Purtroppo, gli esiti non sono risultati all'altezza delle aspettative, o quantomeno di quelle più elevate.
Alcuni aspetti positivi.
1) L’accordo sulle foreste gode di 12 miliardi di sostegno economico pubblico e altri miliardi (7,2) che arriveranno dal privato. In questo genere di situazioni, il denaro ha la sua importanza perché permette di rinunciare allo sfruttamento delle risorse (in tal caso le foreste) potendo bilanciare le perdite economiche. Inoltre, un alto numero di paesi (più che in passato) ha sottoscritto l’accordo.
2) L’impegno di contenere la crescita delle temperature entro 1,5 gradi è stato confermato.
3) Il rilievo politico, sociale, mediatico della Conferenza è stato enorme, segno che la questione ambientale è in cima alle agende, per ragioni di: a) emergenza, b) opportunità economica, c) convinzioni etico-culturali.
4) Passi avanti sono stati compiuti sulla riduzione dell'uso del metano, con oltre 100 paesi a sottoscrivere l'accordo.
Alcuni aspetti negativi.
1) La riduzione dell’uso di carbone (phase down) invece della sua eliminazione (phase out) è un colpo duro alle ambizioni generali della lotta ai cambiamenti climatici, anche per i suoi significati geopolitici.
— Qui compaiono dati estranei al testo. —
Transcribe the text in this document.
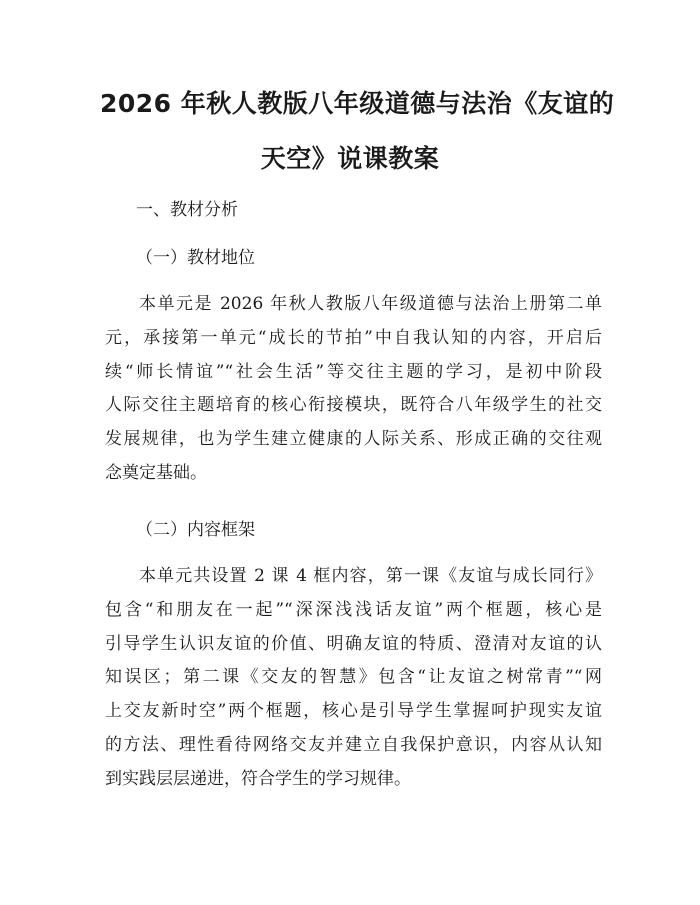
2026 年秋人教版八年级道德与法治《友谊的
天空》说课教案

一、教材分析

（一）教材地位

本单元是 2026 年秋人教版八年级道德与法治上册第二单
元，承接第一单元“成长的节拍”中自我认知的内容，开启后
续“师长情谊”“社会生活”等交往主题的学习，是初中阶段
人际交往主题培育的核心衔接模块，既符合八年级学生的社交
发展规律，也为学生建立健康的人际关系、形成正确的交往观
念奠定基础。

（二）内容框架

本单元共设置 2 课 4 框内容，第一课《友谊与成长同行》
包含“和朋友在一起”“深深浅浅话友谊”两个框题，核心是
引导学生认识友谊的价值、明确友谊的特质、澄清对友谊的认
知误区；第二课《交友的智慧》包含“让友谊之树常青”“网
上交友新时空”两个框题，核心是引导学生掌握呵护现实友谊
的方法、理性看待网络交友并建立自我保护意识，内容从认知
到实践层层递进，符合学生的学习规律。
In sostanza, si è detto che il carbone non scompare dalla storia dell’umanità. Non ci sarà vera decarbonizzazione.
2) Il tema dei risarcimenti per i danni e il tema del sostegno ai paesi in via di sviluppo sono rimasti vaghi e incerti.
3) Il ruolo svolto dall'Europa, a Glasgow, è stato molto più debole di quanto ci saremmo aspettati e forse di quanto la stessa Europa avrebbe voluto.
4) L'accordo contro la deforestazione, non chiaro in tutti gli aspetti, è molto condizionato dal no dell'Indonesia, la cui incidenza sulla materia, come sappiamo bene, è pesante.
5) Nel vertice, le soluzioni a base di natura sono state considerate ma ancora in modo timido. Passi avanti, forse per la prima volta in tutti questi anni di vertici per il clima, eppure insufficienti. Ad oggi, la natura continua ad essere sostanzialmente assente dal cuore del problema, cioè vista come un di più e non la soluzione principale.
Quest'ultimo, per la Lipu e le 117 organizzazioni di BirdLife International, è il punto più critico, perché tradisce un approccio generale al problema che continua ad essere quasi tutto tecnologico, artificioso, di correzione tecnica e non riorientamento profondo delle strategie umane.
Le conseguenze di questa carenza di Pensiero-natura sono preoccupanti tanto per ciò che non faremo (appunto, non adotteremo massicce soluzioni a base di natura), quanto per ciò che faremo, nel senso che una transizione energetica interamente votata alle energie rinnovabili può essere addirittura devastante.
Quante risorse - ad esempio terre rare e metalli vari - occorreranno alla transizione "tecnologica"? Quanto territorio, siti, habitat naturali, suoli fertili andremo a sacrificare? Il combinato disposto - solo apparentemente contraddittorio - di questi due aspetti (decarbonizzazione insufficiente e invasione di impianti di energia rinnovabile) prefigura uno scenario veramente fosco, anche per il nostro Paese. Una sorta di strategia lose-lose, in cui perdono più o meno tutti.
Il commento di Greta Thunberg all’esito del vertice è quello che ormai tristemente conosciamo: “Bla bla bla”. Promesse non mantenute, parole vuote.
Io però temo che le cose non stiano semplicemente così. Magari fossero soltanto promesse non mantenute! Magari fosse soltanto “mancata volontà”!
Le parole pronunciate dai governi, anziché vuote, sono piene di significati. Pienissime di significati - per quanto di significati che non ci piacciono. Quelle parole raccontano un mondo costruito male, che per troppo tempo ha funzionato (e continua a funzionare) in modo errato, ignorando gli squilibri, le ingiustizie e l’impatto umano sulla Terra, diventato infine devastante.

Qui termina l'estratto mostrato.